В воеводском доме в Переяславле с самого раннего утра из-за съезда гонцов идёт необычная суета. У ворот спрашивают откуда и, не задерживая, пропускают. Суббота недолго ждал очереди. Впустили его в небольшую светлицу — и здесь лицом к лицу сошёлся он с наводившим страх воеводой. Стольник сидел за столом, напоминавшим обилием яств и наливок пированье, а не дело государево, кольми паче спешное. Одет был царский доверенный слуга тоже щеголеватее, чем следовало бы мужчине, даже не ратному уж — и дворской белоручке.
Сверх шёлковой красной сорочки надета была на Яковлеве серебряная кольчуга из такой тонкой проволоки, что сгибалась в складки. Кольчуга эта на взгляд могла бы разлететься вдребезги от удара боевого меча, для которого была уже плохой задержкой. По кольчуге пояс шёл пёстрый, из шемаханского шёлка, и за ним, за поясом, заткнут был нож в мудрёной оправе, горевшей что жар. Руки этого щёголя были как женские и на пальцах множество перстней, словно на веселье (свадьбу) собрался. Да и сапожки на ногах немецкой кожи, с золочёными подковками обличали скорее плясуна, чем делового важного сановника. Лицо его, ещё молодое, не проявляло ничего замечательного, дальше врождённой хитрости. Присутствие же её ясно выказывалось в живых, вечно бегающих, но постоянно прищуренных глазах, которые не глядели на человека прямо, а искоса чего-то в нём подозрительно присматривали. Нельзя сказать, однако, чтобы в лице Яковлева было что-нибудь злое или отталкивающее, но при первом же взгляде на него открытому нраву умного человека что-то претило до неловкости. Между тем несколько надменный говор его отличался замечательной слащавостью и видимым желаньем расположить в свою пользу того, в ком он почему-нибудь искал сочувствия.
Когда вошёл Суббота, вельможный царский слуга, дочитывая какую-то смету, разводил пальцами правой руки, как будто что-то считал, левую руку заложив в мягкие кудри каштановых волос своих, то приглаживая, то поднимая их. Дочитав до конца и отложив в сторону ту смету, Яковлев протянул руку за подаваемой Субботой отпиской и, принимая её у него, медленно смерил его глазами. Ещё дольше остановил свой взгляд на привлекательном и вместе с тем злом выражении лица его.
— Откуда это?
— Из Зашацкого.
— Много ли вас там?
— С сотню, кажись, а точно не знаю.
— Из годовалых ты там?
— Седьмой год уж, как меня там держат.
— Как, без смены?
— Бессменно!
— Может ли быть?
— Истину говорю.
— За что же тебя забыли?
— Говорят, за вину... а смекаю я, по клевете дьяков воеводских... с Новагорода.
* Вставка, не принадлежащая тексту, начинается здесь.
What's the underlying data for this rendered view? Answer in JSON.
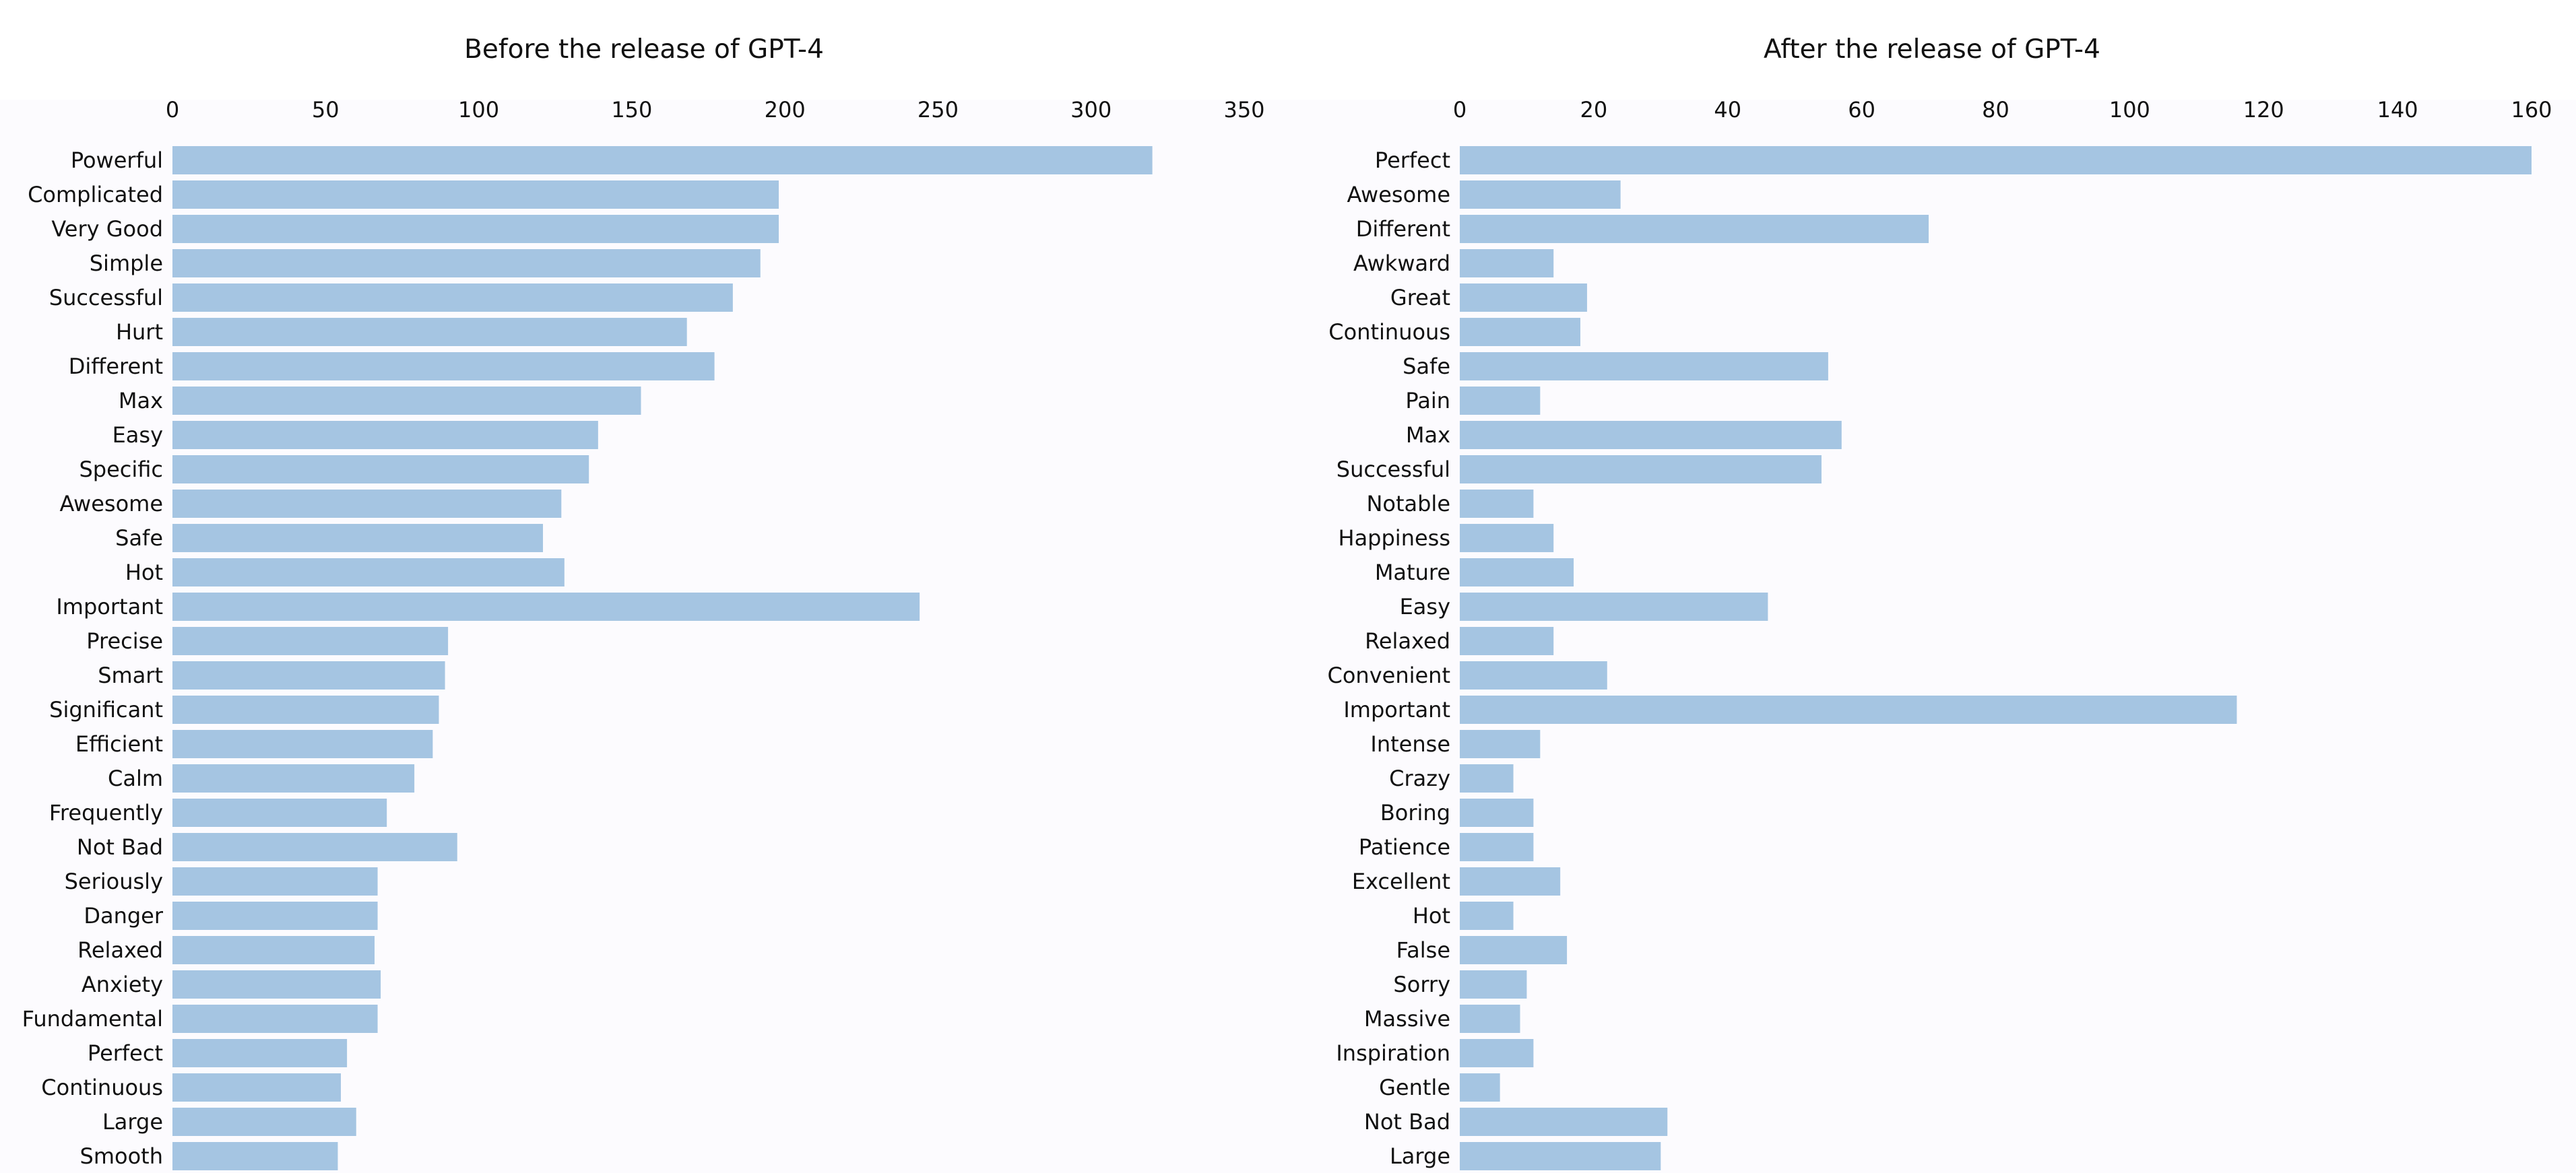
{
  "chart_data": [
    {
      "type": "bar",
      "orientation": "horizontal",
      "title": "Before the release of GPT-4",
      "xlabel": "",
      "ylabel": "",
      "xlim": [
        0,
        350
      ],
      "ticks": [
        "0",
        "50",
        "100",
        "150",
        "200",
        "250",
        "300",
        "350"
      ],
      "x_axis_position": "top",
      "grid": false,
      "bar_color": "#a5c5e2",
      "background_color": "#fcfbfe",
      "categories": [
        "Powerful",
        "Complicated",
        "Very Good",
        "Simple",
        "Successful",
        "Hurt",
        "Different",
        "Max",
        "Easy",
        "Specific",
        "Awesome",
        "Safe",
        "Hot",
        "Important",
        "Precise",
        "Smart",
        "Significant",
        "Efficient",
        "Calm",
        "Frequently",
        "Not Bad",
        "Seriously",
        "Danger",
        "Relaxed",
        "Anxiety",
        "Fundamental",
        "Perfect",
        "Continuous",
        "Large",
        "Smooth"
      ],
      "values": [
        320,
        198,
        198,
        192,
        183,
        168,
        177,
        153,
        139,
        136,
        127,
        121,
        128,
        244,
        90,
        89,
        87,
        85,
        79,
        70,
        93,
        67,
        67,
        66,
        68,
        67,
        57,
        55,
        60,
        54
      ]
    },
    {
      "type": "bar",
      "orientation": "horizontal",
      "title": "After the release of GPT-4",
      "xlabel": "",
      "ylabel": "",
      "xlim": [
        0,
        160
      ],
      "ticks": [
        "0",
        "20",
        "40",
        "60",
        "80",
        "100",
        "120",
        "140",
        "160"
      ],
      "x_axis_position": "top",
      "grid": false,
      "bar_color": "#a5c5e2",
      "background_color": "#fcfbfe",
      "categories": [
        "Perfect",
        "Awesome",
        "Different",
        "Awkward",
        "Great",
        "Continuous",
        "Safe",
        "Pain",
        "Max",
        "Successful",
        "Notable",
        "Happiness",
        "Mature",
        "Easy",
        "Relaxed",
        "Convenient",
        "Important",
        "Intense",
        "Crazy",
        "Boring",
        "Patience",
        "Excellent",
        "Hot",
        "False",
        "Sorry",
        "Massive",
        "Inspiration",
        "Gentle",
        "Not Bad",
        "Large"
      ],
      "values": [
        160,
        24,
        70,
        14,
        19,
        18,
        55,
        12,
        57,
        54,
        11,
        14,
        17,
        46,
        14,
        22,
        116,
        12,
        8,
        11,
        11,
        15,
        8,
        16,
        10,
        9,
        11,
        6,
        31,
        30
      ]
    }
  ]
}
— Вечно эти дьяки проклятые из-за корысти своей народу зло творят... а на государя нелюбье людское.
— До государя далеко... куда ему знать всякое людское притесненье!.. И воеводы ничего не смыслят... хоть бы и тот боярчонок, что меня усудобил.
— Видно, адашевец...
— Курлятев князь, кажись, звали его.
— Заведомо адашевец... Да им всем карачун скоро дадут — подожди маленько.
— Уж и я бы... попадись только... что князю-воеводе нашему, новгородскому лентяю, что дьякам его, ворам заведомым... Согнул бы я их в бараний рог, бездельников... за надруганье над правдой человеческой... за слёзы...
У увлёкшегося Субботы на побагровевшем лице, в глазах действительно заискрилась влага. На губах доброжелательного Яковлева промелькнуло что-то похожее на растроганность — и он ещё ласковее, чем сначала, выговорил:
— Подойди поближе, молодчик! Я надеюсь, ты будешь из наших. У кого накипело на ретивом от неправды земских вожаков, тот не может не желать, чтобы великий государь наш скорее дал расчёт всяческим кровопийцам.
— На разделку с извергами пусть меня употребят: посмотрю я, как дьячьи рожи ухмыляться станут на битье безвинных!.. Боярин, веришь ли Господу?.. Мне одно — пропадать!.. Но до пропасти довели меня злодеи-грабители. Покаюсь тебе, в чём не каялся на исповеди!
— Говори, дружок, говори... по словам твоим видно, как ты страждешь... Сам готов побожиться, что безвинно... И, стало быть, не подкупят тебя ничем... обидчики изверги... ни посулой, ни взяткой, ни ласковым словом... не склонят на пощаду... когда гнев Божий грянет на беззаконников.